La seconda sezione si apre con la Stanza dell’Immaginario. Il surrealismo imprime i suoi segni indelebili. L’inconscio, l’introspezione e la ricerca di sé, confluiscono nella costruzione del dipinto, determinano i punti di fuga analizzano le galassie dell’assurdo e incidono i sensi. Le “Tre età” dal Museo di St. Petersburg (Florida) e la “Ricerca della quarta dimensione” della Fondazione di Figueras, danno forma all’informe sostenendo cadenze di relazioni liriche e conturbanti con il pensiero flaccido e viscido nelle maglie dell’inconscio. L’immaginario surrealista poi si concretizza nella Stanza dei Desideri. Ricostruzione filologica della celebre Stanza di Mae West ad opera dell’architetto Oscar Tusquets Blanca, co-autore del progetto, che introduce schermi televisivi, infatti come scrisse lo stesso Dalì in un’intervista, esposta in mostra, gli specchi utilizzati a Figueras dovevano essere in realtà sostituiti da quest’ultimi, daliliana percorrenza dei tempi.

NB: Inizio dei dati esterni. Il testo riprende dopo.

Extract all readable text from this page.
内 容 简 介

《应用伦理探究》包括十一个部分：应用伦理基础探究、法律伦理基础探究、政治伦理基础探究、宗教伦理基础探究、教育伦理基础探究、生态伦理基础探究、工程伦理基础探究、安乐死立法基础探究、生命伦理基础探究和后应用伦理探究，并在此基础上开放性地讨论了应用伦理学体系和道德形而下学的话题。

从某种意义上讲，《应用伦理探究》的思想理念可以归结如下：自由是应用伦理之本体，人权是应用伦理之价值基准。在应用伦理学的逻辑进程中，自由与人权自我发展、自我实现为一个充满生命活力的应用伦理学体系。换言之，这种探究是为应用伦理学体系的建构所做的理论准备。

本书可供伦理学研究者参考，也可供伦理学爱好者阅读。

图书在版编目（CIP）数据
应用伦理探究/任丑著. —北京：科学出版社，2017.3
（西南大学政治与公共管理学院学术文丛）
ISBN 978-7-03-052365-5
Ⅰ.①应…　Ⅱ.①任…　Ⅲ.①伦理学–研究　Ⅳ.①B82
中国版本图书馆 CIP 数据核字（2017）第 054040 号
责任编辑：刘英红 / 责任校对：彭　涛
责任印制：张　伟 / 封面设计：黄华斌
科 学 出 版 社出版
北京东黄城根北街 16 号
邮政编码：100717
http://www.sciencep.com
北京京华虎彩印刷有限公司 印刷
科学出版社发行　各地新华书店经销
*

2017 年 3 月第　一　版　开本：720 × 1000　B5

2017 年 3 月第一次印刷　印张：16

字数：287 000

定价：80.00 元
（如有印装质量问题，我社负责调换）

Verso il crepuscolo della figura umana, ci troviamo nella penultima sezione, nella Stanza del Silenzio dove lentamente ma inesorabilmente si delinea il trionfo del paesaggio. Poesia, invenzione, evocazione e gli occhi si perdono dinanzi al “Cammino dell’enigma”, Fondazione Gala- Salvador Dalí Reina Sofia. La traiettoria verso approdi metafisici approda nel paesaggio dell’io, del sentire l’intero cosmo su quel lembo di terra spagnola affacciata sul mare. Vento, fossili, scogli, alture. Imponderabile senso, insostenibile essenza nel deliquio della mente, siamo sulla soglia della Stanza del Vuoto. Il caos si placa parla la pittura del silenzio. Inquietudine, desolazioni taglienti, tempesta nel vortice dell’impulso, peregrinazioni sul sogno – incubo al limite dell’indicibile, poi soave tensione, distesa lirica, astrazione, come testimonia l’ultimo olio dipinto dall’artista prima della morte, nel 1983, “Il rapimento di Europa”, conservato a Figueras, monocromo azzurro spaccato da ferite, quasi squarci profondi e laceranti il diaframma esistenziale.
La sezione conclusiva è una sintesi sul rapporto tra Dalí e Walt Disney che culmina con il cortometraggio d’animazione “Destino”. E’ il viaggio onirico di una splendida fanciulla dai suadenti capelli neri che attraversa luoghi spaesanti e tempi remoti dove memorie rinascimentali, richiami classici, atmosfere metafisiche e visoni surreali si materializzano in azioni che si schiudono nel rapporto tra l’inconscio e la ragione, tra la fantasia e la lucidità. Molti dei disegni originali formano una naturale corolla al video che posto al centro della sala richiama a se gli spettatori.
La mostra è accompagnata da ampi apparati video ed interviste allo stesso Dalí, nelle quali rivela il rapporto con alcuni dei luoghi a lui più cari, come l’Italia, Parigi, ma soprattutto con i paesi della Catalogna, suo rifugio, sua anima, suo Essere. Cielo e terra, mare e vento, rocce mentali frammenti di sogno visibile.
L’allestimento curato dall’architetto Oscar Tusquets Blanca è una suggestiva alienazione del tempo e dello spazio che ben evidenzia tutte le sfumature dell’Arte di Dalì. Zone d’ombra e giochi di luce, finte e prospettive, l’illusione si dilata e si contrae accompagnandoci nell’intero percorso, intorno a noi abissi della follia e distese di razionalità dispongono l’ossessione su tela, sogno, paura, amore, enigma: il reale ed il sublime nel paesaggio dell’anima di Salvator Dalì.